Consider something more realistic and the benefits become more notable. Most of the time that I have used this for compiler firewalling and implementation hiding, I define the implementation class within the same compilation unit that visible class is in. In your example, I wouldn't have Impl.h or Impl.cpp and Pimpl.cpp would look something like:
#include <iostream>
#include <boost/thread.hpp>
class Impl {
public:
Impl(): data(0) {}
void setData(int d) {
boost::lock_guard l(lock);
data = d;
}
int getData() {
boost::lock_guard l(lock);
return data;
}
void doSomething() {
int d = getData();
std::cout << getData() << std::endl;
}
private:
int data;
boost::mutex lock;
};
Pimpl::Pimpl(): pimpl(new Impl) {
}
void Pimpl::doSomething() {
pimpl->doSomething();
}
Now no one needs to know about our dependency on boost. This gets more powerful when mixed together with policies. Details like threading policies (e.g., single vs multi) can be hidden by using variant implementations of Impl behind the scenes. Also notice that there are a number of additional methods available in Impl that aren't exposed. This also makes this technique good for layering your implementation.
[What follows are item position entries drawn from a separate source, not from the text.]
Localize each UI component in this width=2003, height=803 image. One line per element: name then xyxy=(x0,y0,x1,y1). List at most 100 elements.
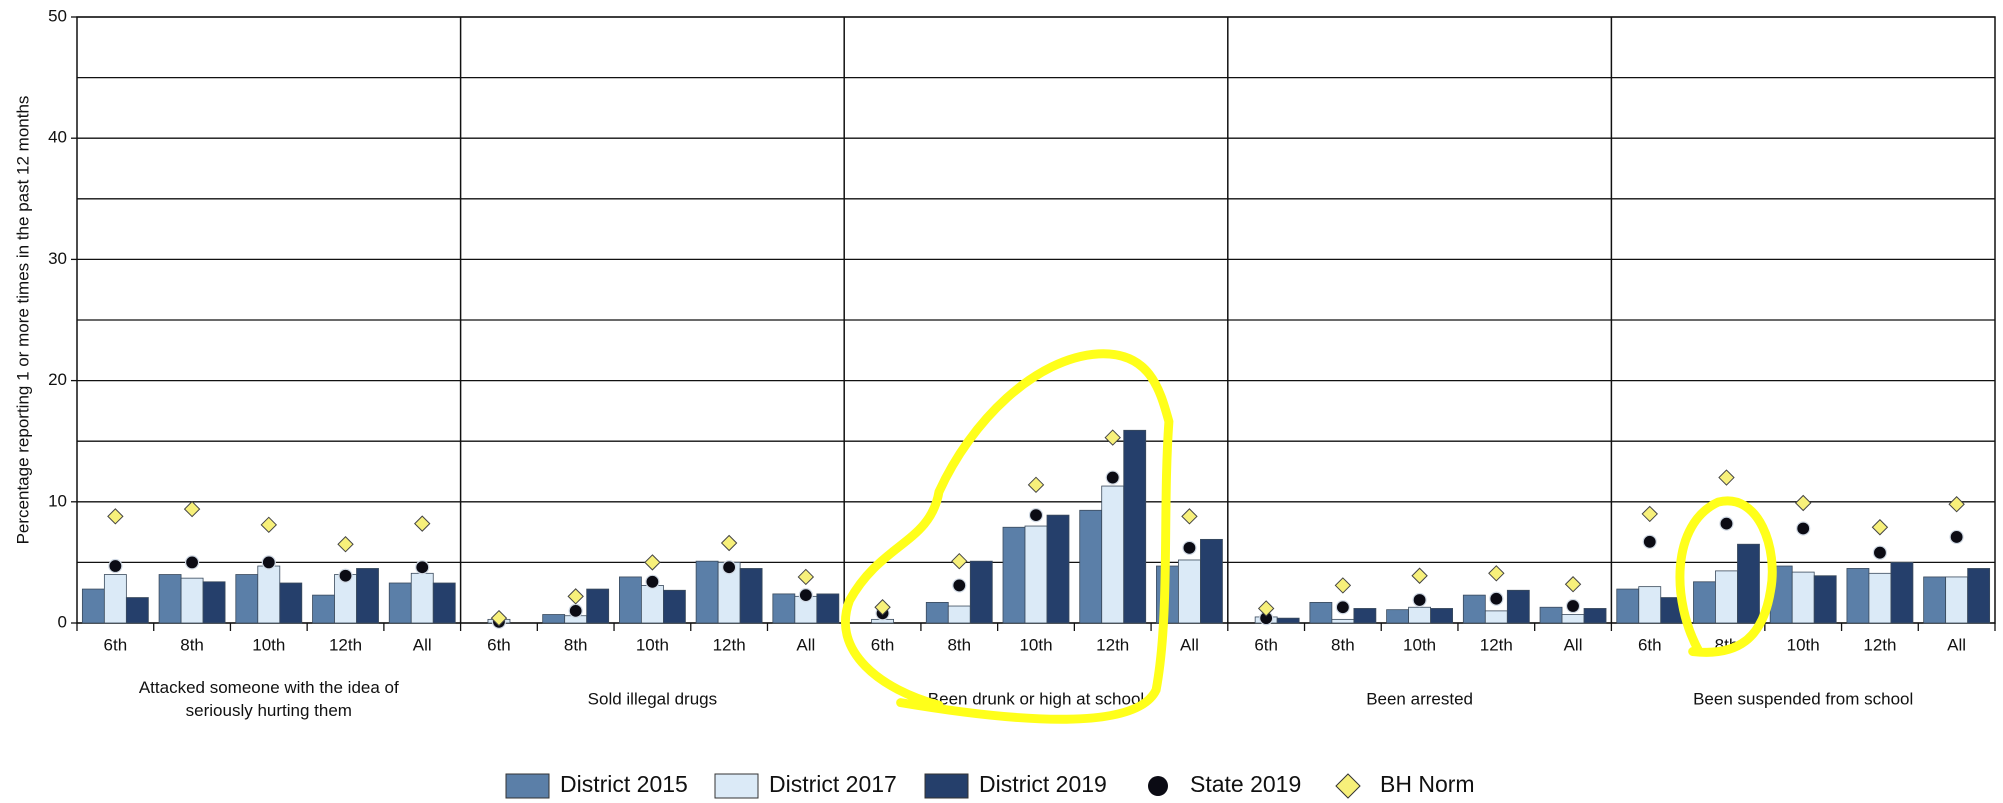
x-tick-label: All xyxy=(1947,635,1966,654)
bar xyxy=(1638,586,1662,624)
state-marker xyxy=(1872,545,1888,560)
x-tick-label: 6th xyxy=(1638,635,1662,654)
y-tick-label: 0 xyxy=(58,612,67,631)
state-marker xyxy=(952,578,967,593)
state-marker xyxy=(1489,591,1504,606)
x-tick-label: 10th xyxy=(1403,635,1436,654)
norm-marker xyxy=(1181,508,1198,525)
norm-marker xyxy=(1564,576,1582,593)
x-tick-label: 12th xyxy=(1096,635,1129,654)
state-marker xyxy=(1949,529,1964,545)
group-label: Been arrested xyxy=(1366,689,1473,708)
bar xyxy=(1002,526,1026,624)
norm-marker xyxy=(1718,469,1735,486)
state-marker xyxy=(338,568,353,583)
norm-marker xyxy=(490,609,508,627)
plot: 0 10 20 30 40 50 Attacked someone with the ide… xyxy=(48,6,1996,720)
legend-swatch xyxy=(924,773,969,799)
legend-label: District 2019 xyxy=(979,771,1107,797)
bar xyxy=(1046,514,1070,624)
norm-marker xyxy=(720,534,738,552)
x-tick-label: 6th xyxy=(104,635,128,654)
x-tick-label: All xyxy=(413,635,432,654)
bar xyxy=(103,574,127,624)
state-marker xyxy=(415,560,430,575)
y-tick-label: 10 xyxy=(48,491,67,510)
x-tick-label: 8th xyxy=(564,635,588,654)
state-marker xyxy=(1796,521,1811,536)
bar xyxy=(158,574,182,624)
bar xyxy=(1737,543,1760,624)
norm-marker xyxy=(951,552,968,570)
norm-marker xyxy=(183,500,201,518)
y-tick-label: 40 xyxy=(48,128,67,147)
norm-marker xyxy=(1641,505,1658,523)
group-label: Sold illegal drugs xyxy=(588,689,717,708)
bar xyxy=(1353,608,1377,624)
legend-label: BH Norm xyxy=(1380,771,1475,797)
x-tick-label: 12th xyxy=(713,635,746,654)
bar xyxy=(969,560,993,624)
bar xyxy=(1101,485,1125,624)
bar xyxy=(1890,562,1914,624)
bar xyxy=(947,605,971,624)
bar xyxy=(235,574,259,624)
annotations xyxy=(840,349,1777,724)
state-marker xyxy=(261,555,276,570)
group-label: Been suspended from school xyxy=(1693,689,1913,708)
bar xyxy=(1868,572,1892,624)
bar xyxy=(772,593,796,624)
bar xyxy=(81,588,105,624)
bar xyxy=(1178,559,1201,624)
group-label: Been drunk or high at school xyxy=(928,689,1144,708)
y-tick-label: 30 xyxy=(48,249,67,268)
bar xyxy=(1561,614,1585,624)
bar xyxy=(1813,575,1837,624)
bar xyxy=(1462,594,1486,624)
x-tick-label: 6th xyxy=(487,635,511,654)
bar xyxy=(925,601,949,624)
norm-marker xyxy=(1488,565,1505,582)
bar xyxy=(279,582,303,624)
bar xyxy=(586,588,610,624)
norm-marker xyxy=(874,599,891,616)
x-tick-label: 10th xyxy=(252,635,285,654)
bar xyxy=(202,581,226,624)
norm-marker xyxy=(1411,567,1428,584)
bar xyxy=(1583,608,1607,624)
bar xyxy=(1276,617,1300,624)
state-marker xyxy=(1642,534,1657,549)
y-axis-label: Percentage reporting 1 or more times in … xyxy=(13,96,32,545)
x-tick-label: 12th xyxy=(329,635,362,654)
norm-marker xyxy=(644,554,661,571)
bar xyxy=(1506,589,1530,624)
legend-swatch xyxy=(1335,773,1361,799)
norm-marker xyxy=(797,568,815,586)
bar xyxy=(432,582,456,624)
x-tick-label: 10th xyxy=(1787,635,1820,654)
x-tick-label: 6th xyxy=(1254,635,1278,654)
state-marker xyxy=(108,558,123,574)
x-tick-label: 8th xyxy=(1331,635,1355,654)
x-tick-label: 10th xyxy=(636,635,669,654)
bar xyxy=(312,594,335,624)
bar xyxy=(1846,568,1870,624)
bar xyxy=(180,577,204,624)
bar xyxy=(1484,610,1508,624)
state-marker xyxy=(1335,600,1350,615)
x-tick-label: All xyxy=(1564,635,1583,654)
state-marker xyxy=(184,555,200,570)
bar xyxy=(1123,429,1147,624)
bar xyxy=(1693,581,1716,624)
bar xyxy=(1923,576,1947,624)
bar xyxy=(619,576,642,624)
bar xyxy=(1079,509,1103,624)
norm-marker xyxy=(1334,577,1352,594)
x-tick-label: All xyxy=(796,635,815,654)
y-tick-label: 50 xyxy=(48,6,67,25)
bar xyxy=(1715,570,1738,624)
legend-label: District 2017 xyxy=(769,771,897,797)
legend-swatch xyxy=(1148,776,1168,796)
bar xyxy=(663,589,686,624)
In your example, you can change the implementation of data without having to recompile the clients. This would not be the case without the PImpl intermediary. Likewise, you could change the signature or name of Imlp::DoSomething (to a point), and the clients wouldn't have to know.
In general, anything that can be declared private (the default) or protected in Impl can be changed without recompiling the clients.
In non-Pimpl class headers the .hpp file defines the public and private components of your class all in one big bucket.
Privates are closely coupled to your implementation, so this means your .hpp file really can give away a lot about your internal implementation.
Consider something like the threading library you choose to use privately inside the class. Without using Pimpl, the threading classes and types might be encountered as private members or parameters on private methods. Ok, a thread library might be a bad example but you get the idea: The private parts of your class definition should be hidden away from those who include your header.
That's where Pimpl comes in. Since the public class header no longer defines the "private parts" but instead has a Pointer to Implementation, your private world remains hidden from logic which "#include"s your public class header.
When you change your private methods (the implementation), you are changing the stuff hidden beneath the Pimpl and therefore clients of your class don't need to recompile because from their perspective nothing has changed: They no longer see the private implementation members.
http://www.gotw.ca/gotw/028.htm
Not all classes benefit from p-impl. Your example has only primitive types in its internal state which explains why there's no obvious benefit.
If any of the members had complex types declared in another header, you can see that p-impl moves the inclusion of that header from your class's public header to the implementation file, since you form a raw pointer to an incomplete type (but not an embedded field nor a smart pointer). You could just use raw pointers to all your member variables individually, but using a single pointer to all the state makes memory management easier and improves data locality (well, there's not much locality if all those types use p-impl in turn).